Limitations & Future Work

  • Domain Gap: Discrepancies exist between virtual environments and real home layouts (e.g., Milan has more rooms); no layout matching is performed.
  • Single-Resident Assumption: Only single-occupant scenarios are simulated; multi-resident interaction activities cannot be handled.
  • Incomplete Activity Coverage: Free-form LLM generation may omit certain common activities (e.g., Watch_TV, Enter_Home), requiring more targeted prompting.
  • Single LLM Choice: Only GPT-4o-mini is tested; the impact of other LLMs on generation quality is unexplored.
  • Limited Sensor Types: Only three sensor types are implemented (motion, door, appliance activation); temperature, humidity, and light sensors are not covered.
  • Single Evaluation Framework: Only TDOST is used as the downstream evaluation framework; generalization to other HAR models is not validated.
  • Action Conversion Success Rate: After the five-step cleaning pipeline, approximately 87% of LLM-generated actions can be successfully converted to simulator commands; the remainder are regenerated by the LLM or discarded.
  • Generative Agents (Park et al., 2023): Also uses LLMs to drive virtual agent behavior, but focuses on narrative and social interaction without producing structured sensor data. AgentSense redirects this paradigm toward the concrete downstream task of HAR data generation.
  • IMUTube / IMUGPT (Kwon et al., 2020; Leng et al., 2024): Generate wearable IMU data from video/text, but the methodology does not transfer to ambient sensors due to different spatial and triggering mechanisms. AgentSense fills the gap in synthetic data for ambient sensors.
  • Yonekura et al. (2024): Uses LLMs to generate smart home schedules but does not produce sensor data.

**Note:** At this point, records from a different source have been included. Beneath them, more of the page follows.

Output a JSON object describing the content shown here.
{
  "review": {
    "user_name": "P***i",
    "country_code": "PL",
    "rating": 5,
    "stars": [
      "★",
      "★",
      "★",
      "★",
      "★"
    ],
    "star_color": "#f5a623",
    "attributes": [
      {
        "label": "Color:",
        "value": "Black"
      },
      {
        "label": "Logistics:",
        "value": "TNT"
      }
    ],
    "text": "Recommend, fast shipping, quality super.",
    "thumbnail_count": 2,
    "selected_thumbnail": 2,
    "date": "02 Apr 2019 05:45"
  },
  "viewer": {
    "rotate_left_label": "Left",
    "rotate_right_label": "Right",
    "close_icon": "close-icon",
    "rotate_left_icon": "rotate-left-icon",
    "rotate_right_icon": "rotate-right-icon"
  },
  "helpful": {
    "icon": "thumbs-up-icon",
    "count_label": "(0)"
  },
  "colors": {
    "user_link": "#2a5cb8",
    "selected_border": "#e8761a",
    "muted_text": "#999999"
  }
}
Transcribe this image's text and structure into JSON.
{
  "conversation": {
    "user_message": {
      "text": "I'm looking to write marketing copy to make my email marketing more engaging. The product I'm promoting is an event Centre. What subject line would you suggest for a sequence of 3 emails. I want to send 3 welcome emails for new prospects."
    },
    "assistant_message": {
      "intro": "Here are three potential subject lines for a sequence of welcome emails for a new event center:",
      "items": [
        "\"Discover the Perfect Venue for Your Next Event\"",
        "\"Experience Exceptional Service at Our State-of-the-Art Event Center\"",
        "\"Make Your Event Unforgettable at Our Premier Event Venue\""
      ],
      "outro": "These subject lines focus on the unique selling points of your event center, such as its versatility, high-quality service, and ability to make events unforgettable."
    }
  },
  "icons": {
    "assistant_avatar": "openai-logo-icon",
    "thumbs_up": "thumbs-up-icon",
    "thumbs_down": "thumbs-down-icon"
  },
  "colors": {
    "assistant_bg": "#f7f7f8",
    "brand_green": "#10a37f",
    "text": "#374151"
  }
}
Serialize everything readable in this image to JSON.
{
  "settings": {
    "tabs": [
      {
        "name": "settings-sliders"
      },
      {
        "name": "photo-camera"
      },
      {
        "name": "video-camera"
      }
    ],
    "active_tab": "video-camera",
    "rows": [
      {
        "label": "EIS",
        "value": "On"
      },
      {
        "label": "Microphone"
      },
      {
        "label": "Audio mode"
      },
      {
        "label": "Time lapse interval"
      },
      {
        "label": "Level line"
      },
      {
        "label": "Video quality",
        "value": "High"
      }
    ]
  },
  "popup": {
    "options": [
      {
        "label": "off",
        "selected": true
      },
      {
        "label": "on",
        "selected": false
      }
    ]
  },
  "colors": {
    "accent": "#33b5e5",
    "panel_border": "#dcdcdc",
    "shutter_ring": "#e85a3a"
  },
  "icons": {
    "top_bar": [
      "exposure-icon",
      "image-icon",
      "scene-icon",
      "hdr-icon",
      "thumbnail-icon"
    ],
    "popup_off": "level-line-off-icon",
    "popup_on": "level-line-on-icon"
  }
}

AgentSense extends this by completing the full pipeline from schedules to sensor signals.
  • Cross-Modal Synthetic Data Paradigm: The cross-modal transformation from text (LLM-generated personas and schedules) to time-series sensor data is transferable to other domains with scarce sensor data (e.g., industrial IoT, edge-case sensor simulation in autonomous driving).
  • LLM as Behavioral Prior: Leveraging LLMs' internalized knowledge of human behavior as a prior for synthetic data generation is a paradigm extensible to other tasks requiring human behavior modeling (e.g., crowd simulation, traffic flow prediction).
  • Simulator + LLM Synergy: LLMs handle high-level planning and diversity while the simulator ensures physical plausibility and sensor realism; this division of labor offers a reference model for embodied AI data generation.
  • Multimodal Extension Potential: The paper notes that future work may jointly generate Pose2IMU and Video2IMU data to construct multimodal synchronized datasets, which has potential connections to cross-view learning in video understanding.

Rating

  • Novelty: ⭐⭐⭐⭐ (LLM-driven simulation for ambient sensor data generation is a novel application, though individual modules rely on mature techniques)
  • Experimental Thoroughness: ⭐⭐⭐⭐ (5 real datasets + ablation studies, but only one downstream framework is used and direct evaluation of sensor data quality is absent)
  • Writing Quality: ⭐⭐⭐⭐ (Clear structure, complete appendix including all prompt templates, detailed method description)
  • Value: ⭐⭐⭐⭐ (Addresses a real pain point in the HAR field, strong low-resource performance, open-source code)

Additional Notes

  • The methodology and experimental design of this work offer useful reference for related fields.
  • Future work should validate the generalizability and scalability of the approach in more scenarios and at larger scales.
  • Integration with recent related work (e.g., intersections with RL/MCTS/multimodal methods) presents potential research value.
  • Deployment feasibility and computational efficiency should be assessed in light of practical application requirements.
  • The choice of datasets and evaluation metrics may affect the generalizability of conclusions; cross-validation on additional benchmarks is recommended.

Additional Notes

  • The methodology and experimental design of this work offer useful reference for related fields.
  • Future work should validate the generalizability and scalability of the approach in more scenarios and at larger scales.
  • Integration with recent related work (e.g., intersections with RL/MCTS/multimodal methods) presents potential research value.